By PAT YASINSKAS for TonySoftli.com

 

Since the news first came out Sunday night, everything I have read said Chris Foerster showed absolutely no warning signs.

 

In case you’ve been asleep under a rock in recent days, Foerster was the Miami Dolphins’ offensive line coach who filmed himself snorting a wide powdery substance. There is no definitive proof that it was cocaine, but it sure sounds like it. Foerster sent the video to a Las Vegas “entertainer’’ who said she had been dating Foerster.

She made the video public, putting it on social media. She said she did it because she wanted to show the social injustice that she believes goes on in this country. She said black NFL players are taking a beating when they don’t stand for the national anthem, while, at the same time, a white assistant coach can get away with anything. Unless there is video. There was and she dropped a bomb.

She also might be completely justified. From the video, you can tell Foerster clearly is a man with problems. Big problems. How far back do they go? Maybe much further than anyone realizes.

I’ve got a couple of Foerster stories that I thought I would never share with the world unless I was writing for TMZ. But, after watching how everyone keeps saying there were no warning signs, I have to write this.

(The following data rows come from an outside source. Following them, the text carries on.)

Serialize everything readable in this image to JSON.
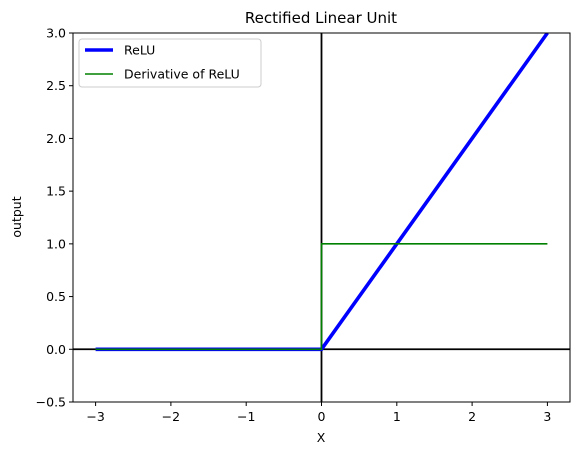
{
  "chart_data": {
    "type": "line",
    "title": "Rectified Linear Unit",
    "xlabel": "X",
    "ylabel": "output",
    "xlim": [
      -3.3,
      3.3
    ],
    "ylim": [
      -0.5,
      3.0
    ],
    "xticks": [
      -3,
      -2,
      -1,
      0,
      1,
      2,
      3
    ],
    "xtick_labels": [
      "−3",
      "−2",
      "−1",
      "0",
      "1",
      "2",
      "3"
    ],
    "yticks": [
      -0.5,
      0.0,
      0.5,
      1.0,
      1.5,
      2.0,
      2.5,
      3.0
    ],
    "ytick_labels": [
      "−0.5",
      "0.0",
      "0.5",
      "1.0",
      "1.5",
      "2.0",
      "2.5",
      "3.0"
    ],
    "grid": false,
    "legend_position": "top-left",
    "reference_lines": [
      {
        "orientation": "horizontal",
        "value": 0,
        "color": "#000000"
      },
      {
        "orientation": "vertical",
        "value": 0,
        "color": "#000000"
      }
    ],
    "series": [
      {
        "name": "ReLU",
        "color": "#0000ff",
        "x": [
          -3,
          0,
          3
        ],
        "y": [
          0,
          0,
          3
        ]
      },
      {
        "name": "Derivative of ReLU",
        "color": "#008000",
        "x": [
          -3,
          0,
          0,
          3
        ],
        "y": [
          0,
          0,
          1,
          1
        ]
      }
    ]
  }
}
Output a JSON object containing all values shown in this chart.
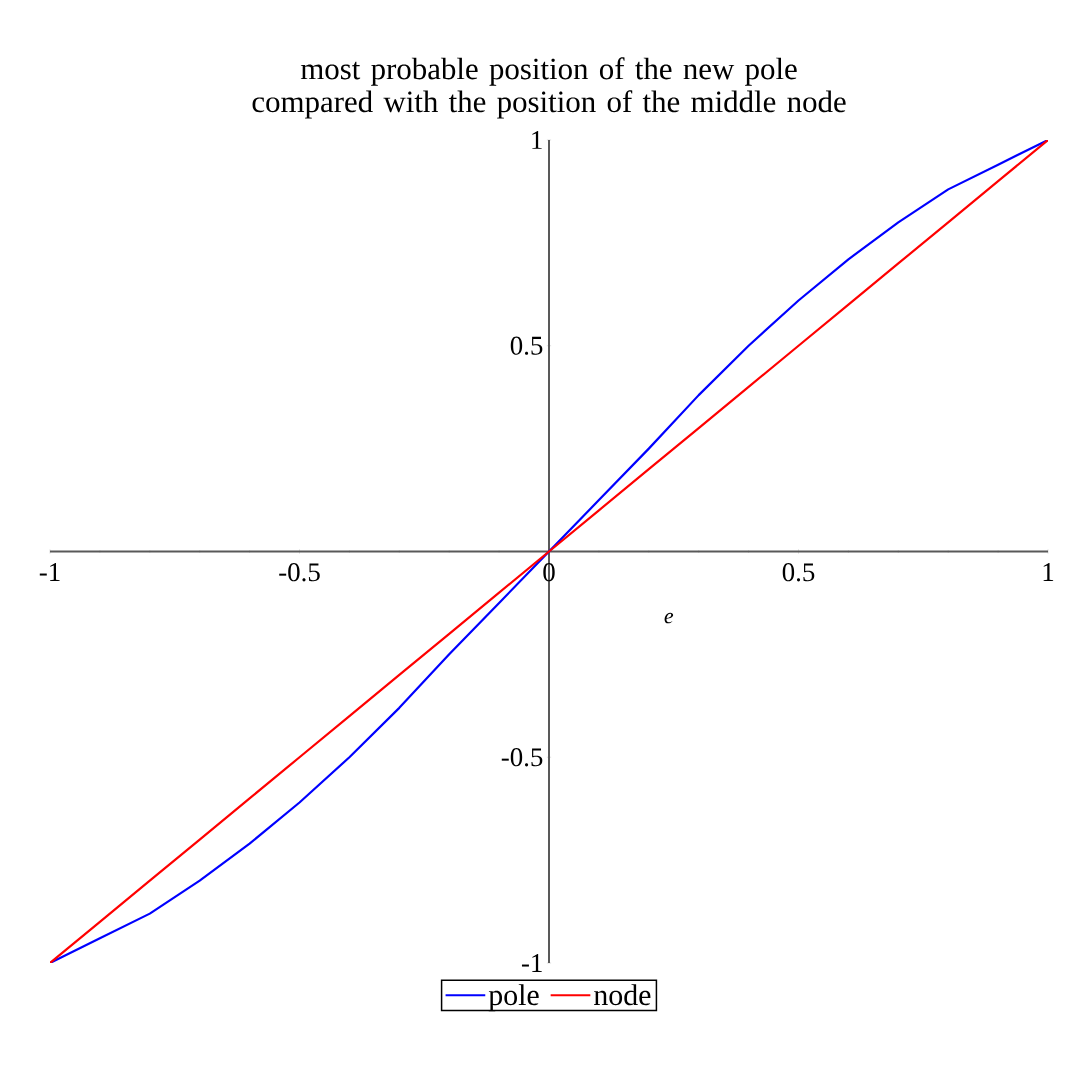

There WERE warning signs. Maybe as far back as the 1990s, when I saw the first one. I worked for The Tampa Tribune from 1990 until 1999. I was the No. 2 beat writer on the Bucs in the 1994, ’95 and ’96 seasons before I became the No. 1 beat writer for the 1997 and ’98 seasons. I’m not sure of the exact year, but it was sometime while I was the No. 2 beat writer.

At the time, Tony Dungy was the head coach. He was very religious and so were most of his assistant coaches. Foerster seemed to fit that profile. He was active in the Fellowship of Christian Athletes (FCA), All-Pro Dads and Family First. He often wore t-shirts from those three organizations and, at first, I had never seen anything unusual about Foerster.

That all changed on one night in Chicago. The Bucs were playing the Bears the next day and you would expect assistant coaches to get a good night of sleep. I had gone out to dinner with our No. 1 Bucs writer, whose name doesn’t matter because he wasn’t doing anything wrong. We were joined by a writer from another newspaper, who I will not name for the same reasons. This is where I need to be very honest so I don’t come across as a hypocrite.

All three of us had a few beers. It was nothing major. We got back to our hotel which also was the team hotel. We decided to stop in the hotel lobby for a nightcap. When we walked in, we saw Foerster and the team’s two trainers.

All three were visibly intoxicated. The trainers were sitting at a table drinking beer, babbling, but not doing anything outrageous. But Foerster was. He was wearing his FCA t-shirt and hitting on every woman in the bar.

Was he just drunk on beer or liquor? Maybe. But, with what has come out in recent days, I have to wonder if it was more than beer or liquor. Maybe his other issues went back to the mid-1990s. Maybe he never got help. Maybe the problems continued to escalate even as other teams continued to hire Foerster.

There was one other warning sign. I didn’t hear about it until I had left the Tribune to cover the Carolina Panthers in 1999. A couple years later, Dungy and his offensive staff got fired. Multiple, I and really do mean multiple sources, told me that when team officials were cleaning out the offices of the assistants and their computers, they found a ton of something on Foerster’s computer that should not be on any work computer.

That and the incident in Chicago were huge red flags that should have been spotted. Every NFL team has a strong security staff. It is usually made up of former FBI and/or CIA agents, who know everything that’s going on with anyone associated with the team is involved with.

Did Foerster’s issues only become a problem in recent times? Maybe not. Maybe so.

But I’m willing to guess that something was wrong as back as far as the 1990s.